Except for final grades, this is how you can go about getting your mark changed:

  • Requests for a change in your mark must come to the course instructor. TAs will not change your mark, except for errors in addition or data entry.
  • Requests should come in the same form as you received your marks: if you got marks by email, forward that email to the instructor; if you had paper handed back, return that.
  • You should give a brief explanation of why you want your mark reevaluated.
  • The instructor will remark the entire assignment/test. This will be your mark, whether it is higher or lower than the original.
  • Appeals may be made up to two weeks after the mark is returned or until the final exam date, whichever is first. After that deadline, you must make a formal mark appeal for any changes.
  • For exams in particular, these are not reasons to get more marks:

Final Exam and Final Marks Appeals

If you’re concerned about your mark at the end of the course, you can see the instructor. Here are some guidelines:

  • You can come to the instructor’s office at designated times to review your final exam.
  • Like assignments, you can ask the instructor to reevaluate your final exam marking.
  • The following are not good reasons to get a higher final mark:
    • I want it.
    • I think I deserve it.
    • I need it.
    • I’m close to the next grade cutoff.
  • This is a good reason:
    • There’s a marking irregularity on my final or some other piece of work.
  • The marking scheme is fixed. If you did badly on a midterm, you can’t weight the final more heavily.

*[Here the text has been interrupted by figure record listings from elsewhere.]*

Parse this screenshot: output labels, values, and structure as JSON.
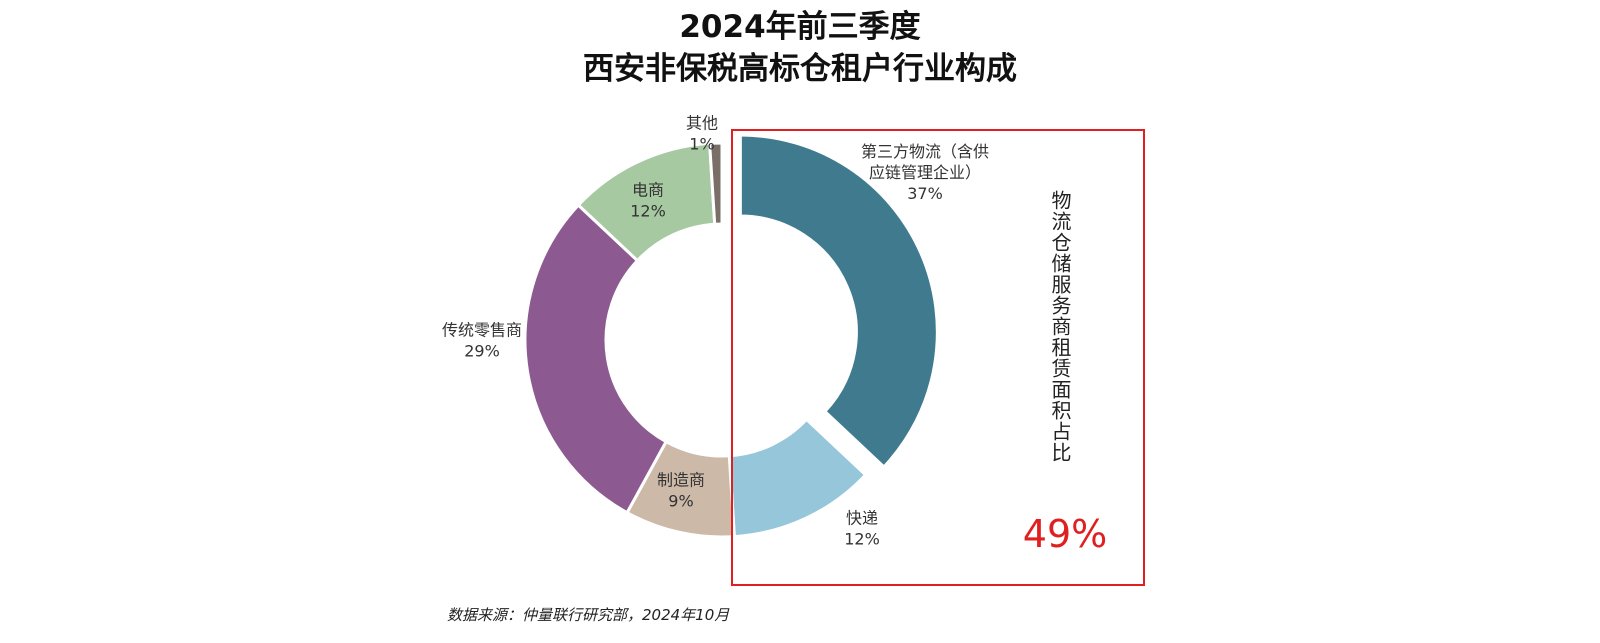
{
  "title": {
    "line1": "2024年前三季度",
    "line2": "西安非保税高标仓租户行业构成"
  },
  "chart_data": {
    "type": "pie",
    "donut": true,
    "categories": [
      "第三方物流（含供应链管理企业）",
      "快递",
      "制造商",
      "传统零售商",
      "电商",
      "其他"
    ],
    "values": [
      37,
      12,
      9,
      29,
      12,
      1
    ],
    "labels": [
      {
        "name_lines": [
          "第三方物流（含供",
          "应链管理企业）"
        ],
        "pct": "37%"
      },
      {
        "name_lines": [
          "快递"
        ],
        "pct": "12%"
      },
      {
        "name_lines": [
          "制造商"
        ],
        "pct": "9%"
      },
      {
        "name_lines": [
          "传统零售商"
        ],
        "pct": "29%"
      },
      {
        "name_lines": [
          "电商"
        ],
        "pct": "12%"
      },
      {
        "name_lines": [
          "其他"
        ],
        "pct": "1%"
      }
    ],
    "colors": [
      "#3f7a8f",
      "#95c6d9",
      "#cdb9a8",
      "#8c5a91",
      "#a6c9a2",
      "#7a6e68"
    ],
    "exploded_slice": "第三方物流（含供应链管理企业）"
  },
  "highlight": {
    "label": "物流仓储服务商租赁面积占比",
    "value": "49%",
    "color": "#e02020"
  },
  "source": "数据来源：仲量联行研究部，2024年10月"
}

Disclaimers about this web page

  • All course information on this web page is tentative and could be in error. It can also change at any time. Confirm crucial dates or information with me in person during class. Double check with SFU calendar or schedule information for official class times and final exams time and location.
  • Students are expected to attend all classes: announcements about assigned readings, homeworks and exams will be made available at the start of each class. Such announcements may not be made on this web page, so don’t rely on information here instead of attending class.